This year, like last year, the crops in the Wudaoling area failed. "It all died. All the plants froze to death. There is no harvest," said Mr Ma. Limited grain aid is supplied by the local government to ward off starvation. To eke out a meagre living the villagers spend their days combing the arid hills collecting bundles of brittle grass from which they meticulously pick out the black wiry strands of a vegetable called "Fa Cai" to sell in the local town, Tongxin. Its name in Chinese means "get rich vegetable" so that, although tasteless, it is popular in the restaurants of Peking and Hong Kong - the superstition is that it will bring great wealth.

The inhabitants of Wudaoling, however, are still waiting for the Fa Cai's mythic qualities to take effect. As China, the last great communist power in the world, gets richer, one might expect that adequate funds would have become available to improve the living standards of the poorest. But social welfare has not been Peking's priority. Last week, the vice- minister at the State Commission for Restructuring the Economy, Wu Jie, warned against "copying the welfare system of the West". Recently, a Chinese diplomat lambasted Chris Patten, former chairman of the Conservative Party, for Hong Kong's increased welfare budget.

After 16 years of economic reform, the majority of Chinese have seen living conditions improve considerably.
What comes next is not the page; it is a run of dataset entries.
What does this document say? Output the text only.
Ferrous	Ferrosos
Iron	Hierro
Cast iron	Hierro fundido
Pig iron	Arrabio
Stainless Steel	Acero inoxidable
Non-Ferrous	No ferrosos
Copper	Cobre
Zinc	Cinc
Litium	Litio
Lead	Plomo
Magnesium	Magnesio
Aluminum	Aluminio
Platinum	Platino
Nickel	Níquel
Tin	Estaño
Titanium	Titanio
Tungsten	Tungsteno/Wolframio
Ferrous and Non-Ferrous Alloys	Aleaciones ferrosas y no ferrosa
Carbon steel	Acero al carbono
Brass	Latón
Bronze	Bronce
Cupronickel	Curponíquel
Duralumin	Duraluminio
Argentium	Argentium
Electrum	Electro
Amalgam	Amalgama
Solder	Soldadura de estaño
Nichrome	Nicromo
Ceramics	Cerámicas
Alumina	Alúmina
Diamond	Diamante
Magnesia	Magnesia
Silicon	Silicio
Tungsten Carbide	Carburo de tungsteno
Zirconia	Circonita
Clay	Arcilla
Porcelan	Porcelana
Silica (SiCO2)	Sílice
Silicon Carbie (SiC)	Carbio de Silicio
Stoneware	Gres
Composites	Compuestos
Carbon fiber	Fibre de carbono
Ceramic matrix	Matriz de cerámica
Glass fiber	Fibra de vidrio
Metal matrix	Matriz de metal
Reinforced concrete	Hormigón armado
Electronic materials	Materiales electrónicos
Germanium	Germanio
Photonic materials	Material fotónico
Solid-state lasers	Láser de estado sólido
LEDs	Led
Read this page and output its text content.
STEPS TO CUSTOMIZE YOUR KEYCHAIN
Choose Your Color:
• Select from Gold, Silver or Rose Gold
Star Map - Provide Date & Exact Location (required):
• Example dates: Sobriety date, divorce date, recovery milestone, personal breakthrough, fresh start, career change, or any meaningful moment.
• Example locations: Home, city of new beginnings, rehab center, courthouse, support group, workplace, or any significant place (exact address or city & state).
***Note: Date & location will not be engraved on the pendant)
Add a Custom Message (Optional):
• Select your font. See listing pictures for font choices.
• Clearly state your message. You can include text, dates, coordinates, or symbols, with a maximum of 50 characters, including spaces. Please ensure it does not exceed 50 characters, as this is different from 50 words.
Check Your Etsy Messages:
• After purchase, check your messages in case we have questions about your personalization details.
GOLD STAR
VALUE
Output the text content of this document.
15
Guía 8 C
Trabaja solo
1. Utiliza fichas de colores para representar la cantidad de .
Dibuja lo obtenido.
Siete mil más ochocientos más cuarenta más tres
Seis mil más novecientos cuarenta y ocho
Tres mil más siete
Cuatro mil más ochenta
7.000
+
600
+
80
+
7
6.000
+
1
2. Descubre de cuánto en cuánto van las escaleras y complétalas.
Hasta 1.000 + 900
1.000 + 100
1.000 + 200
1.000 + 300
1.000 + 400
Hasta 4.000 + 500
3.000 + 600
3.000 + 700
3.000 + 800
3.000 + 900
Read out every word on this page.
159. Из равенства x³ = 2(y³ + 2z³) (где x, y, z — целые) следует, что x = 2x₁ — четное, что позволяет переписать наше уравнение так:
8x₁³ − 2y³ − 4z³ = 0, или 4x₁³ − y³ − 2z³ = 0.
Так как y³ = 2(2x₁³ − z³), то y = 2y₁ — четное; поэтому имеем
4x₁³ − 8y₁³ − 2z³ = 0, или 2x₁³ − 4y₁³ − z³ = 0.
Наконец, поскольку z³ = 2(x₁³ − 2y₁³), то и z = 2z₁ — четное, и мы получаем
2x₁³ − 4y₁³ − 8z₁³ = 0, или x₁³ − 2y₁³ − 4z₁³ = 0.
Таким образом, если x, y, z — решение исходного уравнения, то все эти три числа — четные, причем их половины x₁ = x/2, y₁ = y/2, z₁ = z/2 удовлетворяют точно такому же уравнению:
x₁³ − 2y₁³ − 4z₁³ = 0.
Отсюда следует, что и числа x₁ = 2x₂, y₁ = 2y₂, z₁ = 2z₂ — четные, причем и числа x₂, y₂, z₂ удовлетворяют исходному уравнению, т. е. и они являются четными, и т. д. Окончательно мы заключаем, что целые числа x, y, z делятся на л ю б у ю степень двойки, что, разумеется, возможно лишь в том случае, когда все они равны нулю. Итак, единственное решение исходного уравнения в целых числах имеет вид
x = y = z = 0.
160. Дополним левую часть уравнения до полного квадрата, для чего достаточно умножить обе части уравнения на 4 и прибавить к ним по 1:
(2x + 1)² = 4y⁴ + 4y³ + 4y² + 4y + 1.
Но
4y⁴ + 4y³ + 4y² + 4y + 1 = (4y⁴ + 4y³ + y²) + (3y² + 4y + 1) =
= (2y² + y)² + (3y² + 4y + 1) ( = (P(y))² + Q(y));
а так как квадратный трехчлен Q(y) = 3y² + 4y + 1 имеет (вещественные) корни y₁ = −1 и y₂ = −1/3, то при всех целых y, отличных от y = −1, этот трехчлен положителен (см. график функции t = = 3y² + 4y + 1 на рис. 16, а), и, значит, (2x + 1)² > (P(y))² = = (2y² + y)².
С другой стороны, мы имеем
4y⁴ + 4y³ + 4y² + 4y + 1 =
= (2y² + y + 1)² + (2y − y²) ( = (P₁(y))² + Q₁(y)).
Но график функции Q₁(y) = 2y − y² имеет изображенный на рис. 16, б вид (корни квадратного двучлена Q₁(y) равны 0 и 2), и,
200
But an underclass has been abandoned on the far side of a cavernous wealth gap, with little chance of bridging the divide. Farmers in Tongxin county last year had an annual average per capital income of just 400 yuan (pounds 32).

Wudaoling has become something akin to a human zoo, with Mr Ma's dwelling a "show cave" for Ningxia's deprivation. Visiting central and provincial government officials are brought here, foreign journalists are wheeled through, and there is even a photograph in one of Ningxia's glossy brochures.

"Government officials have come here, but we get nothing," bemoaned Mr Ma. It would be cheap and easy, for instance, to connect Wudaoling to a nearby electricity line, but it is not going to happen. Ningxia, some 600 miles west of Peking, is a poor province, decades behind China's big cities and coastal provinces. But even within such an impoverished region, it is the local disparities in wealth that are the most glaring. It is a mere 20-minute drive down a paved road from Wudaoling to Tongxin town, capital of Tongxin county, yet it might as well be another century. Chinese- style capitalism is making its presence felt - in all its guises.

It is clear that the Tongxin government is not short of funds. The county's party secretary, just back from a month-long inspection tour of five European countries, can be seen driving around the town in a new Mitsubishi Pajero land-cruiser and now wants to visit Israel. In a local restaurant one afternoon, a group of policemen and tax bureau officials in the two private dining rooms could be heard enjoying a long, liquid business lunch. On a recent central government investigation into the north-west, a senior Peking official, Liang Congrong, slammed Ningxia provincial officials. "We came here to work, we don't need this extravagant reception, we don't need banquets with meat and fish and wine every time," he said.

More optimistically, life for ordinary townspeople in Tongxin is also improving. The small department stores are well-stocked with goods, and the main market is laden with vegetables and meat, especially lamb, eaten by the Hui Muslim minority that dominates this region. Private shops and restaurants are plentiful. The owner of a store selling ghetto-blasters said he sold up to 40 of the most popular models a month, at 680 yuan per unit. There is even a video rental store offering such delights as Non-vegetarian Zombies from Outer Space.

None of this, however, brings much joy to the inhabitants of Wudaoling or other further-flung settlements. Their only hope is Ningxia's relocation programme which aims to move a staggering 746,000 people from the poorest, driest southern areas of the province to more fertile regions in the province.

This is Ningxia's main welfare project, which receives a princely grant of about pounds 2.7m a year from Peking. In Wudaoling, half the village, including Mr Ma's brother and eldest son, moved 10 years ago to irrigated land at Hexi, a 40-minute drive away on the other side of Tongxin town. The rest are still waiting.

From 1985, when the relocations started, to the end of 1994, about 176,000 Ningxia people were relocated. Those who have moved are definitely better off but, unfortunately, the project's momentum now appears to be slowing; so far this year, only about 10,000 have been relocated. Mr Ma and the rest of his children are desperate to go. "We have applied several times, but each time I was told there was no place for us," he said.

The "after" picture is on show at Xinzhuang village, part of the Hexi settlement. Here, Mr Ma's younger brother, Ma Ziwen, shows off his newly built brick bungalow, his new cupboards, a television, and an array of basic consumer goods. Irrigated land allows him to grow corn and wheat in relative abundance. Xinzhuang is a significant improvement, but still far removed from life in nearby Tongxin town.

Ma Ziwen's 12-year-old son has never been to school. "He must take care of the sheep," said his mother.